The indispensable ingredient. The 2005 Defense Performance Assessment admits the current acquisition system is based on lack of trust. This drives predictable behavior and erection of protection on both sides of a contract, and it’s a barrier to partnership. Lack of trust is expensive, consuming tremendous resources in unproductive process better directed to delivery of actual equipment and service to the warfighter. Despite headlines about imagined fraud, waste and abuse, these things are as a practical matter extremely rare. The 1986 Packard Commission understood “The nation’s defense programs lose far more too inefficient procedures than to fraud and dishonesty. The truly costly problems are those of overcomplicated organization and rigid procedure, not avarice or connivance.” If we are to achieve the revolutionary improvement in acquisition reform so elusive these past decades, we must establish an environment of trust both in the indispensable, patriotic private sector and the professionalism and judgment of DoD’s acquisition workforce.
More than just consuming limited resources, the acquisition system drives so much time and cost into defense systems that product technology can become obsolete before being fielded, or makes them cost more than they need to, or pushes so much cost into the programs that they ultimately fall into irrelevance and cancellation.

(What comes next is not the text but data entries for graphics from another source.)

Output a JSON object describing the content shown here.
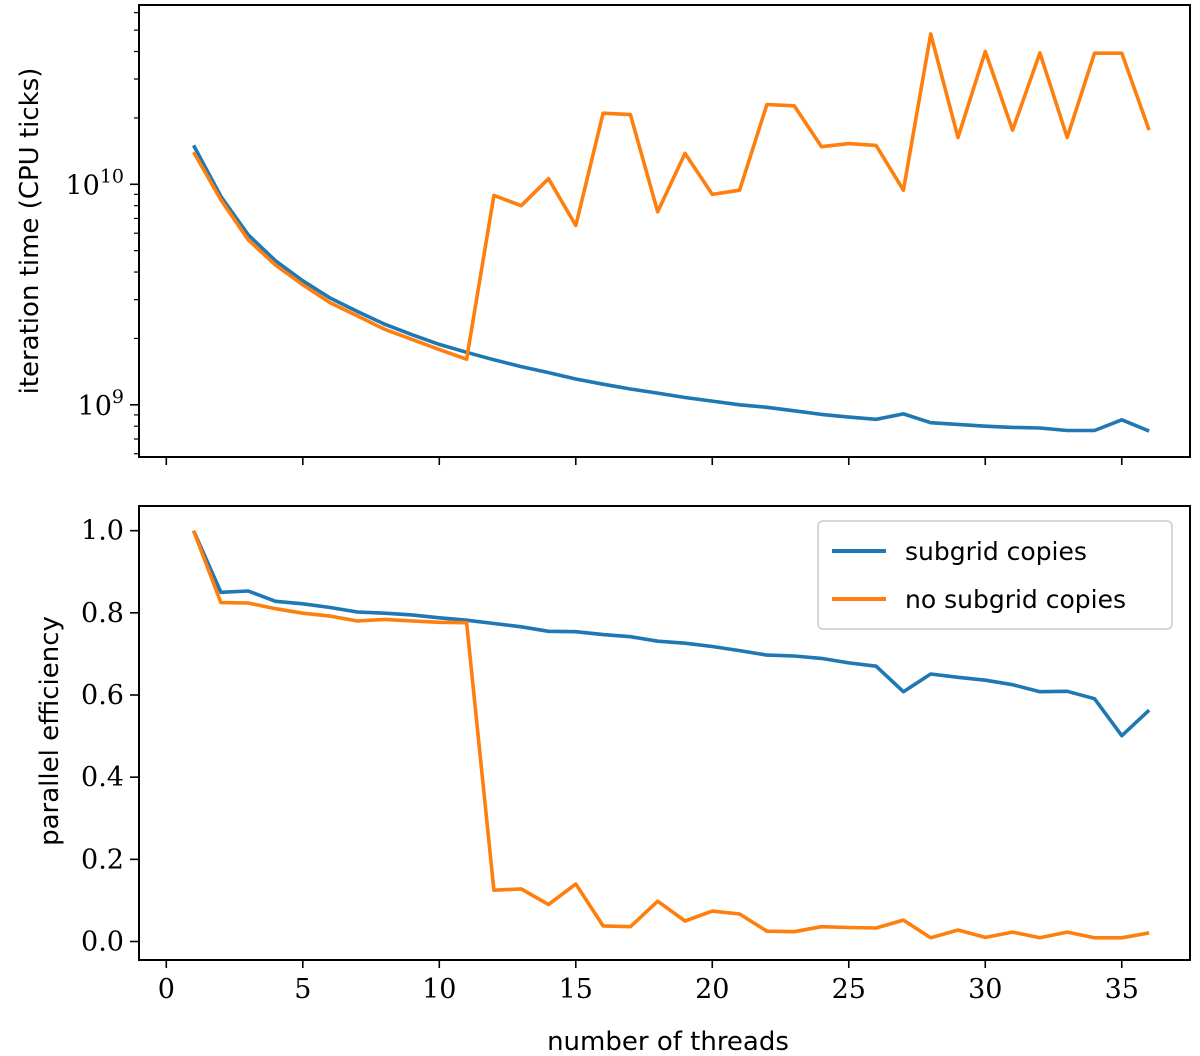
{
  "chart_data": [
    {
      "type": "line",
      "xlabel": "",
      "ylabel": "iteration time (CPU ticks)",
      "yscale": "log",
      "ylim": [
        580000000,
        65000000000
      ],
      "xlim": [
        -1,
        37.5
      ],
      "xticks": [
        0,
        5,
        10,
        15,
        20,
        25,
        30,
        35
      ],
      "yticks": [
        {
          "value": 1000000000,
          "base": "10",
          "exp": "9"
        },
        {
          "value": 10000000000,
          "base": "10",
          "exp": "10"
        }
      ],
      "grid": false,
      "x": [
        1,
        2,
        3,
        4,
        5,
        6,
        7,
        8,
        9,
        10,
        11,
        12,
        13,
        14,
        15,
        16,
        17,
        18,
        19,
        20,
        21,
        22,
        23,
        24,
        25,
        26,
        27,
        28,
        29,
        30,
        31,
        32,
        33,
        34,
        35,
        36
      ],
      "series": [
        {
          "name": "subgrid copies",
          "color": "#1f77b4",
          "values": [
            15000000000,
            8800000000,
            5900000000,
            4500000000,
            3650000000,
            3050000000,
            2650000000,
            2320000000,
            2080000000,
            1880000000,
            1730000000,
            1600000000,
            1490000000,
            1400000000,
            1310000000,
            1240000000,
            1180000000,
            1130000000,
            1080000000,
            1040000000,
            1000000000,
            975000000,
            940000000,
            905000000,
            880000000,
            860000000,
            910000000,
            830000000,
            815000000,
            800000000,
            790000000,
            785000000,
            765000000,
            765000000,
            855000000,
            760000000
          ]
        },
        {
          "name": "no subgrid copies",
          "color": "#ff7f0e",
          "values": [
            14000000000,
            8500000000,
            5600000000,
            4300000000,
            3500000000,
            2900000000,
            2530000000,
            2200000000,
            1980000000,
            1780000000,
            1610000000,
            8900000000,
            8000000000,
            10600000000,
            6500000000,
            21000000000,
            20700000000,
            7500000000,
            13800000000,
            9000000000,
            9400000000,
            23000000000,
            22700000000,
            14800000000,
            15300000000,
            15000000000,
            9400000000,
            48000000000,
            16300000000,
            40000000000,
            17600000000,
            39400000000,
            16300000000,
            39300000000,
            39300000000,
            17600000000
          ]
        }
      ]
    },
    {
      "type": "line",
      "xlabel": "number of threads",
      "ylabel": "parallel efficiency",
      "ylim": [
        -0.045,
        1.06
      ],
      "xlim": [
        -1,
        37.5
      ],
      "xticks": [
        0,
        5,
        10,
        15,
        20,
        25,
        30,
        35
      ],
      "yticks": [
        "0.0",
        "0.2",
        "0.4",
        "0.6",
        "0.8",
        "1.0"
      ],
      "grid": false,
      "legend_position": "top-right",
      "x": [
        1,
        2,
        3,
        4,
        5,
        6,
        7,
        8,
        9,
        10,
        11,
        12,
        13,
        14,
        15,
        16,
        17,
        18,
        19,
        20,
        21,
        22,
        23,
        24,
        25,
        26,
        27,
        28,
        29,
        30,
        31,
        32,
        33,
        34,
        35,
        36
      ],
      "series": [
        {
          "name": "subgrid copies",
          "color": "#1f77b4",
          "values": [
            1.0,
            0.85,
            0.853,
            0.828,
            0.822,
            0.813,
            0.802,
            0.799,
            0.795,
            0.788,
            0.782,
            0.774,
            0.766,
            0.755,
            0.754,
            0.747,
            0.742,
            0.731,
            0.726,
            0.718,
            0.708,
            0.697,
            0.695,
            0.689,
            0.678,
            0.67,
            0.608,
            0.651,
            0.643,
            0.636,
            0.625,
            0.608,
            0.609,
            0.591,
            0.501,
            0.563
          ]
        },
        {
          "name": "no subgrid copies",
          "color": "#ff7f0e",
          "values": [
            1.0,
            0.825,
            0.824,
            0.81,
            0.799,
            0.792,
            0.78,
            0.784,
            0.78,
            0.777,
            0.776,
            0.125,
            0.128,
            0.09,
            0.14,
            0.038,
            0.036,
            0.098,
            0.05,
            0.074,
            0.067,
            0.025,
            0.024,
            0.036,
            0.034,
            0.033,
            0.052,
            0.009,
            0.028,
            0.01,
            0.023,
            0.009,
            0.023,
            0.009,
            0.009,
            0.021
          ]
        }
      ]
    }
  ]
}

For 40 years, Pratt & Whitney has been manufacturing F100 engines and components and each year it must renegotiate prices for each one. After building 180 C-17 aircraft, the bulk of the Air Force fleet, Boeing was obliged to submit sixty-three thousand pages of data in a subsequent buy. Are these role model examples for the protection of the taxpayer’s interests? I suggest instead they are great opportunities for common sense and tremendous savings in time and treasure. Suppose for example that for mature products and services, we simply allow alternate buys at base price plus agreeable government economic indices. How many of the 150,000 acquisition professionals in AT&L, and how many in industry can be freed up with such a simple change and their resources applied to other critical tasks or to the straining budget?
Rep. Thornberry is tackling this problem. “One of the reasons things have gotten so bogged down in bureaucracy is that we’ve tried to paperwork away all risk … Over and over again, I heard that program managers and industry are forced to manage the process rather than manage the programs.”